Machine Learning: Don't Focus on the Icing On The Top

Many years ago I was consulting, building credit and risk models for banks and lenders in Australia. I remember we used to receive perfectly cut data sets ready for model development from the client. I was incredulous. It was written in the contract that the client would provide the dataset, a data dictionary and a performance/outcome variable for us to model.

"I don't understand, 90% of the work has already been done for us, why don't they just fit the model in-house?" I asked my boss one day.

"I literally have no idea at all" he told me.

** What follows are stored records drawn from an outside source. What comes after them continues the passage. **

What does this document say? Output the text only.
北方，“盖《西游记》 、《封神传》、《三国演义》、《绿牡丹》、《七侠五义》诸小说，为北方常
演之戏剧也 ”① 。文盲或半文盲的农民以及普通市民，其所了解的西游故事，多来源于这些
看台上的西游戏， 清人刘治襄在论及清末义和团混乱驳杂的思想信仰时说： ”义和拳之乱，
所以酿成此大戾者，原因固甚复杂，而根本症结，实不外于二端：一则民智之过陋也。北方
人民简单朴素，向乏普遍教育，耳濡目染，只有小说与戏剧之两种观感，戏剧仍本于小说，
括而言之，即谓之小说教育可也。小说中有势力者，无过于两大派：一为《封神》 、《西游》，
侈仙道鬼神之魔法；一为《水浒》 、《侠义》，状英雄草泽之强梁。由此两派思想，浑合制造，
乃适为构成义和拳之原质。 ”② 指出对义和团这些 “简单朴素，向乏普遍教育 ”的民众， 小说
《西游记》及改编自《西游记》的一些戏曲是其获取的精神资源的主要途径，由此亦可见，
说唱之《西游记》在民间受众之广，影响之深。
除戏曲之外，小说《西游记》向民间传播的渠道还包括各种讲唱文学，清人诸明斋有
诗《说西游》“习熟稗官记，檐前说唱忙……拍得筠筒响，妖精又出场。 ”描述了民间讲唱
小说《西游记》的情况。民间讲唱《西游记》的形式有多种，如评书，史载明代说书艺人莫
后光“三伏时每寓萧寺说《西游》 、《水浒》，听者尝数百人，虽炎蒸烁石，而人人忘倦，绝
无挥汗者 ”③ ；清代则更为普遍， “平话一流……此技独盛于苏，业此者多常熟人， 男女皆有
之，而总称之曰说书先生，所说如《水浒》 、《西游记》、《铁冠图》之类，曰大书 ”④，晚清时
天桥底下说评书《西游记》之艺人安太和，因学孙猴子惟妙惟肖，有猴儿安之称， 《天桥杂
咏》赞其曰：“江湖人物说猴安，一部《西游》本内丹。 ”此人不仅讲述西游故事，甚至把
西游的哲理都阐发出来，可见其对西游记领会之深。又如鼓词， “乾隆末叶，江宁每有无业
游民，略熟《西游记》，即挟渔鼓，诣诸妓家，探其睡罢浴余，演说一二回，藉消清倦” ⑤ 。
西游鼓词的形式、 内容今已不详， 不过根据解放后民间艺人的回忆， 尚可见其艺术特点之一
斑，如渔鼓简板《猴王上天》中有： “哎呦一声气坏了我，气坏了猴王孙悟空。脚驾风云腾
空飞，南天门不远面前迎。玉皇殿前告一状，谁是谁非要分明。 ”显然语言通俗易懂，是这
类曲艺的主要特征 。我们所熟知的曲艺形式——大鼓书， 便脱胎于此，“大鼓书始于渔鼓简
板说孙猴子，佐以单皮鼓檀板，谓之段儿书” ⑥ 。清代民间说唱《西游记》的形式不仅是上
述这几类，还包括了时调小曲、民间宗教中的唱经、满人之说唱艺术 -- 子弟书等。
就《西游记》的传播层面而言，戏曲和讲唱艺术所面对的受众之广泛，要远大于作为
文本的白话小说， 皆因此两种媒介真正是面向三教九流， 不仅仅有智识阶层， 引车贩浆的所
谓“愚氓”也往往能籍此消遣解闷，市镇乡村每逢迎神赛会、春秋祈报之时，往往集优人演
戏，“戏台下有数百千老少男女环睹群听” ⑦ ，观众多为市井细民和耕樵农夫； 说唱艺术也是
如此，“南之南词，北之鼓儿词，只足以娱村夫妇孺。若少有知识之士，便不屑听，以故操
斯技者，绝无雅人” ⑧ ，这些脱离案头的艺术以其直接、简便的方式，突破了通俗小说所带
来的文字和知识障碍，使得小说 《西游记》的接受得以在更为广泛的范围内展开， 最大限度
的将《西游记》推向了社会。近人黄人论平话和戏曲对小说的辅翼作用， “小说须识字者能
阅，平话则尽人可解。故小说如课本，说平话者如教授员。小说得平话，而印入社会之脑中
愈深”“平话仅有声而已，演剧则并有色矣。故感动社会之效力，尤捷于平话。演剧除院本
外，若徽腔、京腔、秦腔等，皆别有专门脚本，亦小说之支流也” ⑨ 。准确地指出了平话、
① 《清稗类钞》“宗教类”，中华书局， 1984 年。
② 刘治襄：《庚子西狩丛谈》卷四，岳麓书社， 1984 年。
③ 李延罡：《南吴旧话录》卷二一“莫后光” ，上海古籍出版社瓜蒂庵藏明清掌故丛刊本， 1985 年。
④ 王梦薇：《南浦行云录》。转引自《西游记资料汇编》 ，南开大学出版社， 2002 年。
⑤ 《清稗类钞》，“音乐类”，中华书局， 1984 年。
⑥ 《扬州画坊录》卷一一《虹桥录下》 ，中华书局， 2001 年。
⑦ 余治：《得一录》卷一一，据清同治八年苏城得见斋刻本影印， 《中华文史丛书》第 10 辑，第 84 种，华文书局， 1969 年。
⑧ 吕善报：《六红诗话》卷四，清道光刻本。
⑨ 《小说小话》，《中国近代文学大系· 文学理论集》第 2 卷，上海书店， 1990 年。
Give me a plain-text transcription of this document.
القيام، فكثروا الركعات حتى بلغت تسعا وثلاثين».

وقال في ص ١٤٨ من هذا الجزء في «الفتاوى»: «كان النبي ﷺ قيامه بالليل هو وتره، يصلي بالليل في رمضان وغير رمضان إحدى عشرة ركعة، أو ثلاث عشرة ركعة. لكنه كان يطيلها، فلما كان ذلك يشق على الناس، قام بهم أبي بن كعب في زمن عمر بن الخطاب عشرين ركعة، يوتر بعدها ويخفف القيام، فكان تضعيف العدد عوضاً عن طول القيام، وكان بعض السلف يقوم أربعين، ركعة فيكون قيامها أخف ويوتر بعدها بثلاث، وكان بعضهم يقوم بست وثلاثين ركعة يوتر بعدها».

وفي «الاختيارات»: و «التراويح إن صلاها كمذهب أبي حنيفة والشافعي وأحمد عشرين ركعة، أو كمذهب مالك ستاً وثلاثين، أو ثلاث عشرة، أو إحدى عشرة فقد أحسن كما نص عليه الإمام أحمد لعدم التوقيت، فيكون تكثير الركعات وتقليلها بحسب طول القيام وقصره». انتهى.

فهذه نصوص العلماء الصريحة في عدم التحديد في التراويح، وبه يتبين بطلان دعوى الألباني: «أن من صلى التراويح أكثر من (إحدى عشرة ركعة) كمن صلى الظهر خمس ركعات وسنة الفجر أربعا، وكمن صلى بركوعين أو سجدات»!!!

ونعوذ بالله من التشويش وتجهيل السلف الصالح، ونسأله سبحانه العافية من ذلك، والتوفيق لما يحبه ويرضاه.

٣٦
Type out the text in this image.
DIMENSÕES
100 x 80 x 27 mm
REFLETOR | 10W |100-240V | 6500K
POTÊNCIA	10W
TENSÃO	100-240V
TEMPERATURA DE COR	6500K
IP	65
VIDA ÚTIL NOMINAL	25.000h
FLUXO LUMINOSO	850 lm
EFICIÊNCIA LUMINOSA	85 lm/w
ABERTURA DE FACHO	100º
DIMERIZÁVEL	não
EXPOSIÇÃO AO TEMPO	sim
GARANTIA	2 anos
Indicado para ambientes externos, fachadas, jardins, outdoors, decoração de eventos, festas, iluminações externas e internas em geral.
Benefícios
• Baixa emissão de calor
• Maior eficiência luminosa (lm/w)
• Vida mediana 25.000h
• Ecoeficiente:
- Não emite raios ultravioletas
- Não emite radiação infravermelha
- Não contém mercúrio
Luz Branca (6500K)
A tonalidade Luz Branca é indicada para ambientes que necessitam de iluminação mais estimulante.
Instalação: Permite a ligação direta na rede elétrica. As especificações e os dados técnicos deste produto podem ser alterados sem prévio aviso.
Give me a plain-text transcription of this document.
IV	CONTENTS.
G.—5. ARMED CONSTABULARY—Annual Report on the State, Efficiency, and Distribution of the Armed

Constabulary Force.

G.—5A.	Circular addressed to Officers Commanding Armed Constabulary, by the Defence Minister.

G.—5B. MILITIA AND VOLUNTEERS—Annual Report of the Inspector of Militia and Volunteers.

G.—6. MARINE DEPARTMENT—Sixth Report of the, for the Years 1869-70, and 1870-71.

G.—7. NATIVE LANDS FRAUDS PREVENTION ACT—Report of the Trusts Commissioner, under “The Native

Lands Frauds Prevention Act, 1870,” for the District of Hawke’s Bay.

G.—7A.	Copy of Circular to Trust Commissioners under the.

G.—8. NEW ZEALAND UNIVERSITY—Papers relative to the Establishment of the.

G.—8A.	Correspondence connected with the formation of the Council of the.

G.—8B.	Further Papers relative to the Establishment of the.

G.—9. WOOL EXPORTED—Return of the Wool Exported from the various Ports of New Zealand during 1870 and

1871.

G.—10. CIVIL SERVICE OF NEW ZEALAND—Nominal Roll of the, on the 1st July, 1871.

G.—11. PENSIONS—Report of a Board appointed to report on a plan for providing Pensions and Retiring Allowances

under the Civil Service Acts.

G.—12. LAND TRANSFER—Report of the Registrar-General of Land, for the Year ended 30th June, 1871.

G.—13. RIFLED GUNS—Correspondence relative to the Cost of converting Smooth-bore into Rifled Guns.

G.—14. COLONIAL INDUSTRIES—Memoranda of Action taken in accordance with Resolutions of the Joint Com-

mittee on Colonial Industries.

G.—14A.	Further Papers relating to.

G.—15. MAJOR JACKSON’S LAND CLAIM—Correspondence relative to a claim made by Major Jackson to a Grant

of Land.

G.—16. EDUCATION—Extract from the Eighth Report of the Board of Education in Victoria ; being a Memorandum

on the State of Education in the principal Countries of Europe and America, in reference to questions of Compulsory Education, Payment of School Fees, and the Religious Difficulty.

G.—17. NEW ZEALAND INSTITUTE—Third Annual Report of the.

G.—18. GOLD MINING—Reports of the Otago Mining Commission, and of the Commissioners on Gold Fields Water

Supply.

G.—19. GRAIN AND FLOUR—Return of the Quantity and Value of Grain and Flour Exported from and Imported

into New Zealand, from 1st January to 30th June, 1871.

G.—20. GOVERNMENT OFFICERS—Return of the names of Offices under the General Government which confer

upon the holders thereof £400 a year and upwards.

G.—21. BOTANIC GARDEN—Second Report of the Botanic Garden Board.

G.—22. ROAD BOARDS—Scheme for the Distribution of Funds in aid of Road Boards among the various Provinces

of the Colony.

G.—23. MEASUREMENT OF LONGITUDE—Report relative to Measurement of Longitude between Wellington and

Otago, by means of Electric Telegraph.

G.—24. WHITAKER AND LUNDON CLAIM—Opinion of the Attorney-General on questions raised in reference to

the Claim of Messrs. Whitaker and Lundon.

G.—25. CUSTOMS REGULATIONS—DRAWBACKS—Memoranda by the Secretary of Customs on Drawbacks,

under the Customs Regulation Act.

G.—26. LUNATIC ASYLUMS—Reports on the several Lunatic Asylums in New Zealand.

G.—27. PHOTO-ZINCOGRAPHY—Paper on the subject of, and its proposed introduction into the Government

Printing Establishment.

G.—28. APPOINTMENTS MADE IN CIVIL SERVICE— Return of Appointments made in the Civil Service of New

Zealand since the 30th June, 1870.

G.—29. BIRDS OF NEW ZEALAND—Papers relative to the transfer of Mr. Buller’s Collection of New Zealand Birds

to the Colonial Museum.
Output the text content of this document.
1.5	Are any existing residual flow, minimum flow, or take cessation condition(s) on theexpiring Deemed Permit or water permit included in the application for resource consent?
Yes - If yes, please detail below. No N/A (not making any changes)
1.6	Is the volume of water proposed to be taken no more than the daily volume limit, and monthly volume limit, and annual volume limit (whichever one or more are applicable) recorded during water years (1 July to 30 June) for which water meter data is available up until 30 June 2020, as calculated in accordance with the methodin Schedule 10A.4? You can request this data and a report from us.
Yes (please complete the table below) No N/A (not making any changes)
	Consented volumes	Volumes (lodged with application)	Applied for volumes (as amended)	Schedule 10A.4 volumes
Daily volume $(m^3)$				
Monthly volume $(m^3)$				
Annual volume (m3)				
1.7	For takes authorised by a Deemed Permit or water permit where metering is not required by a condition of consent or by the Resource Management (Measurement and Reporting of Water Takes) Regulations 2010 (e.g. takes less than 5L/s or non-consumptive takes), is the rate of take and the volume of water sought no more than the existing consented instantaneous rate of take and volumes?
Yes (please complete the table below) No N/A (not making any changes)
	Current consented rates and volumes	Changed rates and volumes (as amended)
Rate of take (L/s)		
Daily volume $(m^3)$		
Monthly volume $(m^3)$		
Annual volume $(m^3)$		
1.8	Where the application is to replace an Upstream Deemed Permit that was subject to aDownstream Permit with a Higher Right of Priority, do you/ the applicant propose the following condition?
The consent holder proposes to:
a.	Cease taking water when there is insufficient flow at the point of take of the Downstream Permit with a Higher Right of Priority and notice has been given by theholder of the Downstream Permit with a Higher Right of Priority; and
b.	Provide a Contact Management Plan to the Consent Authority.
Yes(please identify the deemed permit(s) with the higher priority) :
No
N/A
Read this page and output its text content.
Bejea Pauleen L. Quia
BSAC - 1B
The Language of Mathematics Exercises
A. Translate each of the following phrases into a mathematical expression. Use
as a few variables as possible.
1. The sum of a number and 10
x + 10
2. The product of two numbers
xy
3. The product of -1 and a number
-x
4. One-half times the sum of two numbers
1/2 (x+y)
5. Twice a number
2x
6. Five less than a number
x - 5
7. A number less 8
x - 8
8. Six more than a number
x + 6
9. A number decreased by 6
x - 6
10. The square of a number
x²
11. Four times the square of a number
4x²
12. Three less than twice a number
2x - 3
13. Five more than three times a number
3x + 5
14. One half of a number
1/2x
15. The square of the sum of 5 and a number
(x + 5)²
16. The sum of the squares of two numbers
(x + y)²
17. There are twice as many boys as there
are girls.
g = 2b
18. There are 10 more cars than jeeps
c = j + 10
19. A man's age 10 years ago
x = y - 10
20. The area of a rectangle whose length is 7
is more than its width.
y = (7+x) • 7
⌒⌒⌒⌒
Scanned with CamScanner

Now many years older I see the same mistake happening with junior and aspiring data scientists. The reality is the bulk of the work is in:

  • understanding the business problem

  • specing the solutions

  • white-boarding different scenarios about how to cut the data, what will solve the problem, how you are best able to implement the solution.

  • cutting the data set and preparing the variables for model development

  • exploratory data analysis

  • prototype model development

  • and then the actual model development is just the icing on the cake.

I have seen PhD's and brilliant people who lacked a basic (and I mean BASIC) level of data manipulation skills. Don't be that guy/gal. Don't focus your study on the 'icing on the cake'. Learn how to bake the whole cake.

Once you give enough thought to the other components of the project all the rest follows. As one of my buddies says (speaking about full stack dev.)

" you need to front-load the thought in the spec/whiteboard stage before you write a line of code".